Amerigo Vespucci was the third child born to his Italian parents in Florence in 1452. At an early age, he was trained in navigation, mercantilism, physics, Latin, astronomy, and cosmography, as well as in the literatures of Vergil, Dante, Petrard, and others by his father and uncle. He shortly afterwards became a merchant and traveled to Seville, Spain to do business for the rich Medici family, including equipping ships for long voyages.

Vespucci admired Columbus and during this time, became increasingly interested in his voyages. In 1499, Vespucci sailed as an astronomer and merchant with Alonso de [H] Ojeda. During this voyage, his ship traveled along the coast of Venezuela.
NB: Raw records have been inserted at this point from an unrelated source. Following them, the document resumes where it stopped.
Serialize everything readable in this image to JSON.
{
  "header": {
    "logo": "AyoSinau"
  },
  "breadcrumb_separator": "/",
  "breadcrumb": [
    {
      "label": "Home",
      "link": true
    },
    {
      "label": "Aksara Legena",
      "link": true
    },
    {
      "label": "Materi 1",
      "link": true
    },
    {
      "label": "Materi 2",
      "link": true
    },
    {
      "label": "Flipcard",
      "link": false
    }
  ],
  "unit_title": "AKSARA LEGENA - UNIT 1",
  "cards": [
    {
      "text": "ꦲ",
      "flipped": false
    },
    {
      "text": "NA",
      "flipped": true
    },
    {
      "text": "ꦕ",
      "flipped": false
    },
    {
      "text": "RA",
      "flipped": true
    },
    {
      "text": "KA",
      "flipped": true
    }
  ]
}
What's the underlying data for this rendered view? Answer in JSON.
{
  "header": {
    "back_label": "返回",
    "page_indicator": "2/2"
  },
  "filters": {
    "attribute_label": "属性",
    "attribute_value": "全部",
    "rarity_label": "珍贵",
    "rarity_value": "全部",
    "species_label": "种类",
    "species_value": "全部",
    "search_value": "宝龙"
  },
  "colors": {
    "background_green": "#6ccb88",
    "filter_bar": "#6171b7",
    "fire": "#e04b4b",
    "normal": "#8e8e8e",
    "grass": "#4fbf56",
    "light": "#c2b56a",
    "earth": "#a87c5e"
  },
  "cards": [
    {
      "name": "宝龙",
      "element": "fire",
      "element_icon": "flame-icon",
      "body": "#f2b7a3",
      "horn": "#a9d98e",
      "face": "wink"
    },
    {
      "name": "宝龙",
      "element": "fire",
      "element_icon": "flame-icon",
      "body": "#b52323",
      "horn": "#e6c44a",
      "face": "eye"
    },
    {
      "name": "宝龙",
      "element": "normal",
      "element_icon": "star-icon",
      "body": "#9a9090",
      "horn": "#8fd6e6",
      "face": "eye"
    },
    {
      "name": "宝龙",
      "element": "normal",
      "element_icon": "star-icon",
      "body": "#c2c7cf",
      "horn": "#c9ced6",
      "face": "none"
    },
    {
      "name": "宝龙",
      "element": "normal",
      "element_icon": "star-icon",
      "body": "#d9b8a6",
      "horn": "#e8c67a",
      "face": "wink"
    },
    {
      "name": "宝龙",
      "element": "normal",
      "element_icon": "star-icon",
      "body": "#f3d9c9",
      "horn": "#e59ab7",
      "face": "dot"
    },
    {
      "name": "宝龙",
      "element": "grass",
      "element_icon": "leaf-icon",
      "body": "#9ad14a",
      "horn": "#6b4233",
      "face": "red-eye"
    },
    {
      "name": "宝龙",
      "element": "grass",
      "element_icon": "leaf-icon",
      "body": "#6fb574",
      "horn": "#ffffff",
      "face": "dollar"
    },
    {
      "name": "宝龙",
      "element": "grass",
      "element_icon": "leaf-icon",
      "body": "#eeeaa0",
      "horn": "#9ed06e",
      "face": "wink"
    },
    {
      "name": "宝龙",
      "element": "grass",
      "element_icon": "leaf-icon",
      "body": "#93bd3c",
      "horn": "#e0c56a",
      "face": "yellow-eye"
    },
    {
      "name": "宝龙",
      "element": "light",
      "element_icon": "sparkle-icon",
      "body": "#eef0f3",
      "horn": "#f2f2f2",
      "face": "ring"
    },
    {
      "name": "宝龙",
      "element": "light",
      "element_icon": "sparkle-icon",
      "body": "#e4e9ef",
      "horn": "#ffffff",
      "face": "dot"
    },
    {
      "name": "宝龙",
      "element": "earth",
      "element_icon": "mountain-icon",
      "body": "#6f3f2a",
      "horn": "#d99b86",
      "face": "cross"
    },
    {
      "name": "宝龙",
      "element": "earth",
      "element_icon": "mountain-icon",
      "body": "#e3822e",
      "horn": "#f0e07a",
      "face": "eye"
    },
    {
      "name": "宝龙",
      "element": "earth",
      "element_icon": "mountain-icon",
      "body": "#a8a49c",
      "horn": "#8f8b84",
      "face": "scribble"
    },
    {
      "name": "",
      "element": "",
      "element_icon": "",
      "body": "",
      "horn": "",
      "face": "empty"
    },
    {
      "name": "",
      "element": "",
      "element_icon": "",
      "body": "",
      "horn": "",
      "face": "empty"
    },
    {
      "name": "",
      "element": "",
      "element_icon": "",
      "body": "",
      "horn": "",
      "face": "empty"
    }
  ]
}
Later, he participated in a voyage with Goncalo Coelho, another Portuguese captain, which explored a large portion of Brazil.

There is a lot of controversy over whether or not Vespucci discovered the continent of South America before Christopher Columbus. However, he was the first explorer to state that it was a new continent instead of the West Indies, which is the location it was previously believed to be. Because of this radical concept, which he included in a letter to Lorenzo di Pier Francesco de Medici, telling of his discovery, he became instantly famous. In 1507, Martin Waldseemuller, a German mapmaker named the area commonly known as the New World "America" after Amerigo Vespucci, whom he believed to have been the first European explorer to reach it. Columbus, although a friend of Vespucci's refused to believe that South America was different from the Asian continent and died in 1505, believing that his voyage was through a route to the West Indies.

Vespucci later claimed that he had made four voyages to the New World, only three of which can be verified. He also claimed that his first voyage to the New World took place in 1491, a year earlier than Columbus, but this is doubted by historians, although it was accepted as fact at the time.